Small Banks Facing 'Regulatory Overload,' Yellen Says

WASHINGTON — Small banks are being crushed under the weight of regulations associated with the Dodd-Frank Act, Federal Reserve Chair Janet Yellen acknowledged Thursday, but regulators are working to reduce that burden.

"Small community banks really are suffering from regulatory overload," Yellen said during a Joint Economic Committee hearing. "We recognize how high the burdens are on community banks, and for our own part we are heavily focused on trying to tailor our regulations … [to] make life better for community banks, especially those that are well managed and have adequate capital."

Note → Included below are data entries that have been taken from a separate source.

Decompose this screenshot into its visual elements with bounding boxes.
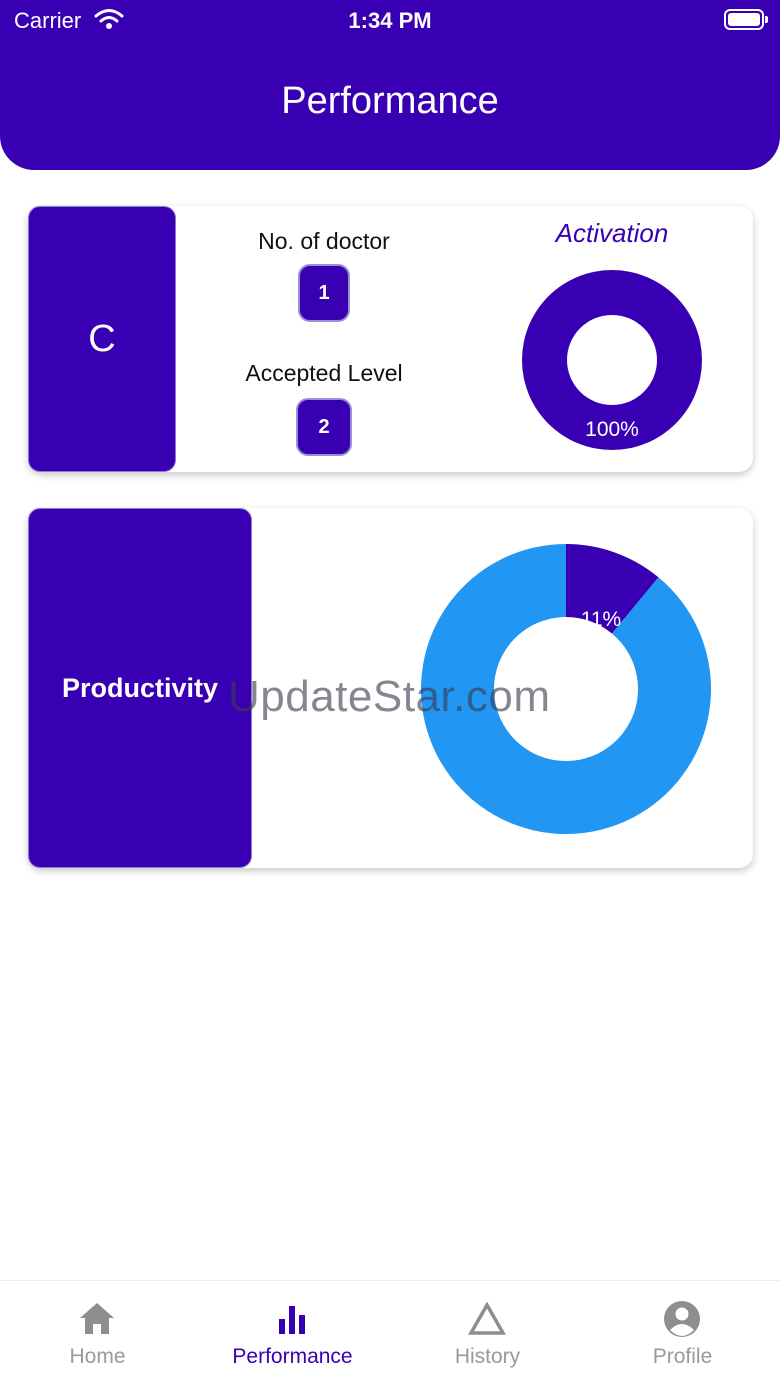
activation-title: Activation — [555, 218, 669, 248]
tab-history[interactable]: History — [390, 1281, 585, 1387]
productivity-percent-label: 11% — [581, 608, 621, 631]
bottom-tab-bar: Home Performance History Profile — [0, 1280, 780, 1387]
battery-icon — [724, 9, 768, 30]
accepted-level-label: Accepted Level — [245, 360, 403, 386]
page-title: Performance — [281, 80, 499, 122]
triangle-icon — [467, 1301, 507, 1335]
activation-donut-chart: 100% — [522, 270, 702, 450]
tab-home-label: Home — [69, 1345, 126, 1368]
tab-profile-label: Profile — [652, 1345, 713, 1368]
status-bar: Carrier 1:34 PM — [0, 0, 780, 42]
accepted-level-value: 2 — [296, 398, 352, 456]
tab-profile[interactable]: Profile — [585, 1281, 780, 1387]
tab-performance[interactable]: Performance — [195, 1281, 390, 1387]
bar-chart-icon — [279, 1306, 305, 1334]
activation-percent-label: 100% — [585, 418, 639, 441]
doctor-count-value: 1 — [298, 264, 350, 322]
home-icon — [80, 1303, 114, 1334]
profile-icon — [664, 1301, 700, 1337]
app-header: Carrier 1:34 PM Performance — [0, 0, 780, 170]
doctor-count-label: No. of doctor — [258, 228, 390, 254]
grade-badge: C — [28, 206, 176, 472]
watermark: UpdateStar.com — [228, 672, 551, 721]
tab-home[interactable]: Home — [0, 1281, 195, 1387]
productivity-label: Productivity — [28, 508, 252, 868]
summary-card: C No. of doctor 1 Accepted Level 2 Activ… — [28, 206, 753, 472]
tab-performance-label: Performance — [232, 1345, 353, 1368]
tab-history-label: History — [454, 1345, 521, 1368]
status-time: 1:34 PM — [348, 8, 432, 33]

Yellen cited the Fed's decision earlier this year to raise the small bank holding company asset threshold from $500 million to $1 billion, exempting banks under that level from certain capital rules. She also said the agency is trying to do more of its supervisory activities on smaller banks off-site and targeting exams toward riskier areas.

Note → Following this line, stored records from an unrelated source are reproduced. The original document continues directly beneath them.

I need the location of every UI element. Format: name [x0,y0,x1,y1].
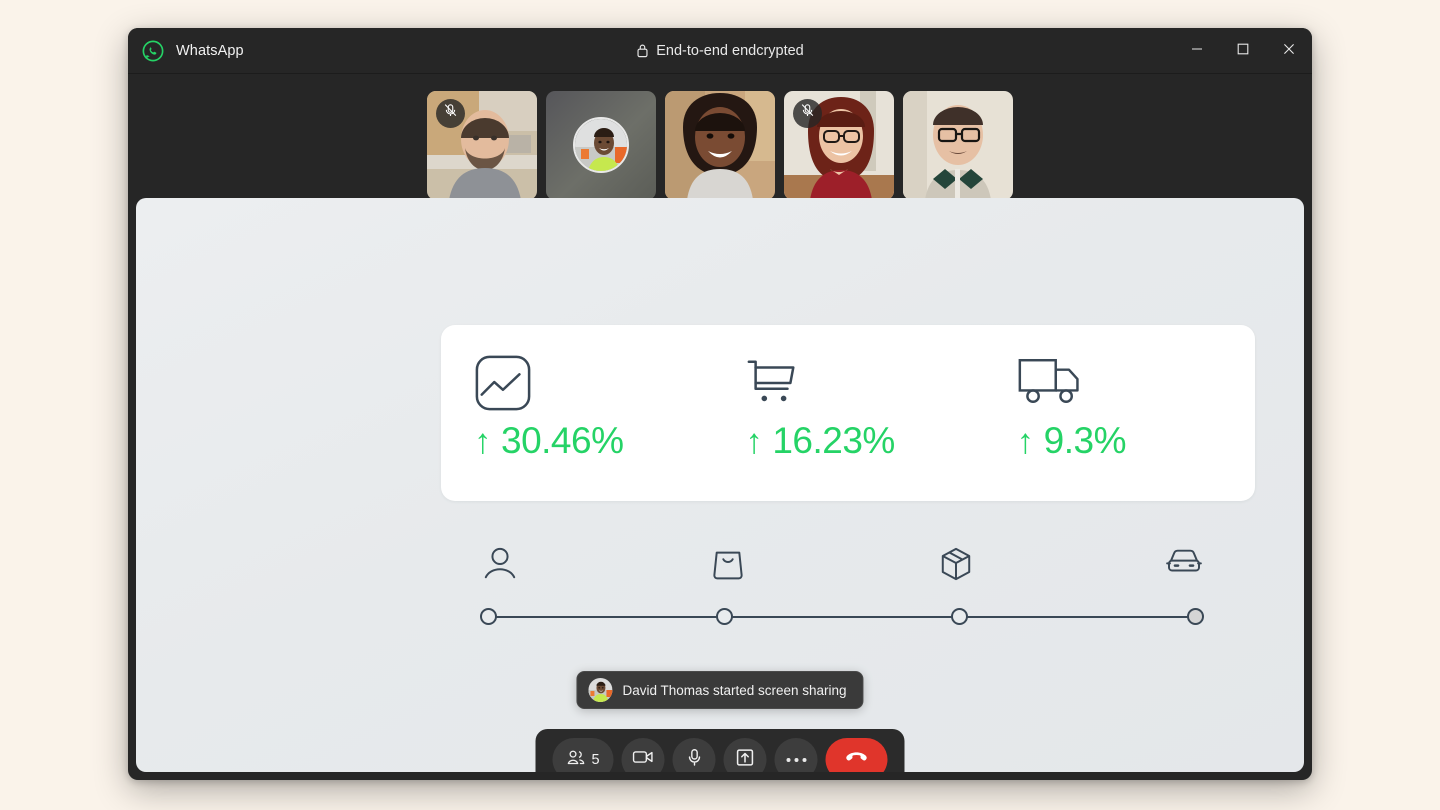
metric-value-row: ↑ 30.46% [474,420,712,462]
close-button[interactable] [1266,28,1312,74]
notification-text: David Thomas started screen sharing [622,682,847,698]
app-brand: WhatsApp [128,40,244,62]
chart-image-icon [474,354,712,416]
avatar [588,678,613,702]
timeline-nodes [480,608,1204,625]
shopping-cart-icon [745,354,983,416]
timeline-icons [480,546,1204,582]
participant-tile[interactable] [546,90,656,200]
share-screen-button[interactable] [723,738,767,772]
window-controls [1174,28,1312,74]
timeline-node[interactable] [480,608,497,625]
maximize-icon [1237,42,1249,60]
participant-count: 5 [591,751,600,768]
microphone-icon [686,748,702,772]
microphone-button[interactable] [672,738,716,772]
mute-badge [793,98,822,128]
mic-off-icon [800,103,815,123]
camera-button[interactable] [621,738,665,772]
trend-up-icon: ↑ [745,421,763,461]
delivery-truck-icon [1017,354,1255,416]
shopping-bag-icon [708,546,748,582]
mic-off-icon [443,103,458,123]
trend-up-icon: ↑ [474,421,492,461]
metric-value: 30.46% [501,420,624,461]
whatsapp-logo-icon [142,40,164,62]
mute-badge [436,98,465,128]
more-options-button[interactable] [774,738,818,772]
metric-item: ↑ 16.23% [712,325,983,501]
timeline-node[interactable] [1186,608,1204,625]
minimize-button[interactable] [1174,28,1220,74]
app-title: WhatsApp [176,42,244,59]
participants-button[interactable]: 5 [552,738,614,772]
lock-icon [636,43,649,58]
package-box-icon [936,546,976,582]
minimize-icon [1191,42,1203,60]
person-icon [480,546,520,582]
metric-value: 9.3% [1043,420,1127,461]
metric-item: ↑ 9.3% [984,325,1255,501]
title-bar: WhatsApp End-to-end endcrypted [128,28,1312,74]
people-icon [566,749,585,771]
participant-tile[interactable] [784,90,894,200]
order-progress-timeline [480,546,1204,646]
metrics-card: ↑ 30.46% ↑ 16.23% ↑ 9.3% [441,325,1255,501]
timeline-node[interactable] [715,608,733,625]
screen-share-notification: David Thomas started screen sharing [576,671,864,709]
call-control-bar: 5 [535,729,905,772]
participant-tile[interactable] [903,90,1013,200]
timeline-node[interactable] [951,608,969,625]
car-front-icon [1164,546,1204,582]
avatar [573,117,629,173]
maximize-button[interactable] [1220,28,1266,74]
whatsapp-call-window: WhatsApp End-to-end endcrypted ↑ 30.46% … [128,28,1312,780]
encryption-status: End-to-end endcrypted [128,28,1312,73]
more-dots-icon [786,757,806,762]
metric-value: 16.23% [772,420,895,461]
metric-value-row: ↑ 9.3% [1017,420,1255,462]
participant-tile[interactable] [665,90,775,200]
metric-item: ↑ 30.46% [441,325,712,501]
trend-up-icon: ↑ [1016,421,1035,461]
end-call-button[interactable] [825,738,888,772]
video-camera-icon [632,749,654,770]
share-screen-icon [736,748,755,772]
metric-value-row: ↑ 16.23% [745,420,983,462]
shared-screen-area[interactable]: ↑ 30.46% ↑ 16.23% ↑ 9.3% David Thomas st… [136,198,1304,772]
participant-tile[interactable] [427,90,537,200]
encryption-label: End-to-end endcrypted [656,42,804,59]
participant-thumbnail-strip [128,74,1312,216]
close-icon [1283,42,1295,60]
end-call-icon [845,749,869,770]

The Fed chair noted that the banking regulators have been engaged for more than a year in a once-a-decade review of its rules related to capital, banking operations and the Community Reinvestment Act. That review, required under the Economic Growth and Regulatory Paperwork Reduction Act, will likely culminate in a report to Congress that will contain "a number of things that … will enable us to take steps that will be helpful," Yellen said.

Community banks have long bristled at what they view as an undue regulatory burden placed on them by Dodd-Frank, requiring smaller banks to comply — and demonstrate compliance — with capital, trading and business practice rules that are more appropriately aimed at larger and more complex institutions. The Fed and other bank regulators have said that they tailor their rules in such a way as to make that burden as light as possible, but concerns persist that rules are making small banks less profitable and are exacerbating the years-long trend toward consolidation.

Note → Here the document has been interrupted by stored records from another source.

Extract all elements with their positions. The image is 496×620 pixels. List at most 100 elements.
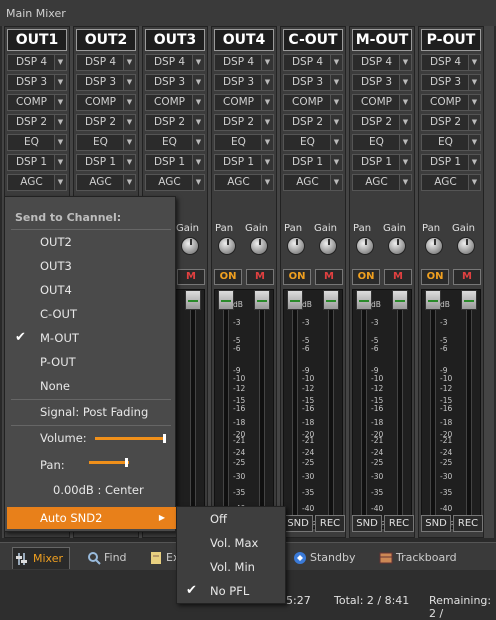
dsp-slot-select[interactable]: EQ ▼ [7,134,67,151]
chevron-down-icon[interactable]: ▼ [468,135,480,150]
chevron-down-icon[interactable]: ▼ [54,175,66,190]
channel-item-m-out[interactable]: ✔ M-OUT [5,327,175,349]
chevron-down-icon[interactable]: ▼ [192,115,204,130]
chevron-down-icon[interactable]: ▼ [192,175,204,190]
chevron-down-icon[interactable]: ▼ [399,175,411,190]
chevron-down-icon[interactable]: ▼ [261,155,273,170]
chevron-down-icon[interactable]: ▼ [399,115,411,130]
fader-cap[interactable] [254,290,270,310]
chevron-down-icon[interactable]: ▼ [261,95,273,110]
pan-knob[interactable] [356,237,374,255]
pan-knob[interactable] [218,237,236,255]
chevron-down-icon[interactable]: ▼ [330,75,342,90]
chevron-down-icon[interactable]: ▼ [54,55,66,70]
submenu-item-off[interactable]: Off [177,508,285,530]
dsp-slot-select[interactable]: DSP 4 ▼ [214,54,274,71]
gain-knob[interactable] [319,237,337,255]
fader-cap[interactable] [392,290,408,310]
chevron-down-icon[interactable]: ▼ [468,115,480,130]
tab-mixer[interactable]: Mixer [12,547,70,569]
dsp-slot-select[interactable]: COMP ▼ [214,94,274,111]
chevron-down-icon[interactable]: ▼ [192,55,204,70]
dsp-slot-select[interactable]: AGC ▼ [76,174,136,191]
mute-button[interactable]: M [177,269,205,285]
dsp-slot-select[interactable]: EQ ▼ [352,134,412,151]
chevron-down-icon[interactable]: ▼ [399,75,411,90]
dsp-slot-select[interactable]: DSP 1 ▼ [214,154,274,171]
dsp-slot-select[interactable]: DSP 1 ▼ [76,154,136,171]
dsp-slot-select[interactable]: AGC ▼ [421,174,481,191]
on-button[interactable]: ON [283,269,311,285]
dsp-slot-select[interactable]: COMP ▼ [352,94,412,111]
tab-export[interactable]: Ex [146,547,179,569]
channel-item-out3[interactable]: OUT3 [5,255,175,277]
dsp-slot-select[interactable]: DSP 4 ▼ [352,54,412,71]
dsp-slot-select[interactable]: DSP 2 ▼ [421,114,481,131]
dsp-slot-select[interactable]: DSP 3 ▼ [76,74,136,91]
chevron-down-icon[interactable]: ▼ [468,155,480,170]
chevron-down-icon[interactable]: ▼ [54,155,66,170]
dsp-slot-select[interactable]: DSP 2 ▼ [352,114,412,131]
chevron-down-icon[interactable]: ▼ [192,75,204,90]
chevron-down-icon[interactable]: ▼ [468,55,480,70]
chevron-down-icon[interactable]: ▼ [192,135,204,150]
pan-knob[interactable] [425,237,443,255]
dsp-slot-select[interactable]: DSP 3 ▼ [214,74,274,91]
submenu-item-vol-max[interactable]: Vol. Max [177,532,285,554]
fader-cap[interactable] [287,290,303,310]
dsp-slot-select[interactable]: EQ ▼ [283,134,343,151]
fader-cap[interactable] [218,290,234,310]
auto-snd2-menu-item[interactable]: Auto SND2 ▶ [7,507,177,529]
dsp-slot-select[interactable]: EQ ▼ [145,134,205,151]
chevron-down-icon[interactable]: ▼ [330,155,342,170]
chevron-down-icon[interactable]: ▼ [330,115,342,130]
fader-cap[interactable] [461,290,477,310]
dsp-slot-select[interactable]: DSP 2 ▼ [283,114,343,131]
snd-button[interactable]: SND [421,515,451,532]
chevron-down-icon[interactable]: ▼ [123,75,135,90]
chevron-down-icon[interactable]: ▼ [330,95,342,110]
dsp-slot-select[interactable]: DSP 3 ▼ [352,74,412,91]
tab-find[interactable]: Find [84,547,139,569]
channel-item-out2[interactable]: OUT2 [5,231,175,253]
mute-button[interactable]: M [246,269,274,285]
dsp-slot-select[interactable]: DSP 3 ▼ [283,74,343,91]
dsp-slot-select[interactable]: COMP ▼ [76,94,136,111]
dsp-slot-select[interactable]: DSP 1 ▼ [352,154,412,171]
dsp-slot-select[interactable]: DSP 1 ▼ [145,154,205,171]
fader-cap[interactable] [185,290,201,310]
gain-knob[interactable] [250,237,268,255]
dsp-slot-select[interactable]: DSP 4 ▼ [76,54,136,71]
gain-knob[interactable] [457,237,475,255]
dsp-slot-select[interactable]: EQ ▼ [421,134,481,151]
chevron-down-icon[interactable]: ▼ [54,75,66,90]
chevron-down-icon[interactable]: ▼ [192,155,204,170]
chevron-down-icon[interactable]: ▼ [399,135,411,150]
snd-button[interactable]: SND [283,515,313,532]
mute-button[interactable]: M [384,269,412,285]
channel-item-p-out[interactable]: P-OUT [5,351,175,373]
chevron-down-icon[interactable]: ▼ [261,75,273,90]
tab-standby[interactable]: Standby [290,547,360,569]
fader-cap[interactable] [323,290,339,310]
dsp-slot-select[interactable]: EQ ▼ [214,134,274,151]
chevron-down-icon[interactable]: ▼ [261,135,273,150]
rec-button[interactable]: REC [384,515,414,532]
chevron-down-icon[interactable]: ▼ [54,115,66,130]
gain-knob[interactable] [388,237,406,255]
signal-mode-label[interactable]: Signal: Post Fading [40,405,148,419]
dsp-slot-select[interactable]: AGC ▼ [283,174,343,191]
chevron-down-icon[interactable]: ▼ [399,155,411,170]
dsp-slot-select[interactable]: DSP 3 ▼ [421,74,481,91]
chevron-down-icon[interactable]: ▼ [192,95,204,110]
chevron-down-icon[interactable]: ▼ [261,175,273,190]
volume-slider-track[interactable] [95,437,165,440]
chevron-down-icon[interactable]: ▼ [261,55,273,70]
dsp-slot-select[interactable]: DSP 2 ▼ [7,114,67,131]
rec-button[interactable]: REC [453,515,483,532]
dsp-slot-select[interactable]: AGC ▼ [7,174,67,191]
channel-item-c-out[interactable]: C-OUT [5,303,175,325]
dsp-slot-select[interactable]: AGC ▼ [145,174,205,191]
dsp-slot-select[interactable]: AGC ▼ [214,174,274,191]
chevron-down-icon[interactable]: ▼ [123,115,135,130]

Yellen further illustrated that push for tailoring in describing two of the Fed's most recent rules, the global systemically important bank surcharge rule finalized in July and the recently proposed total loss-absorbing capacity rule. She said both rules were specifically aimed only at the eight largest U.S. banks — the banks that pose the largest systemic risk and that Congress had in mind when drafting Dodd-Frank.

"In our regulations we are trying to make sure that community banks — that not systemic, are not responsible for financial crisis — are not going to be hit with all of those regulations," Yellen said. "But I do think it is critically important that the very largest, the most systemic organizations need to be safer and sounder. They need to have more capital; they need to have more liquidity."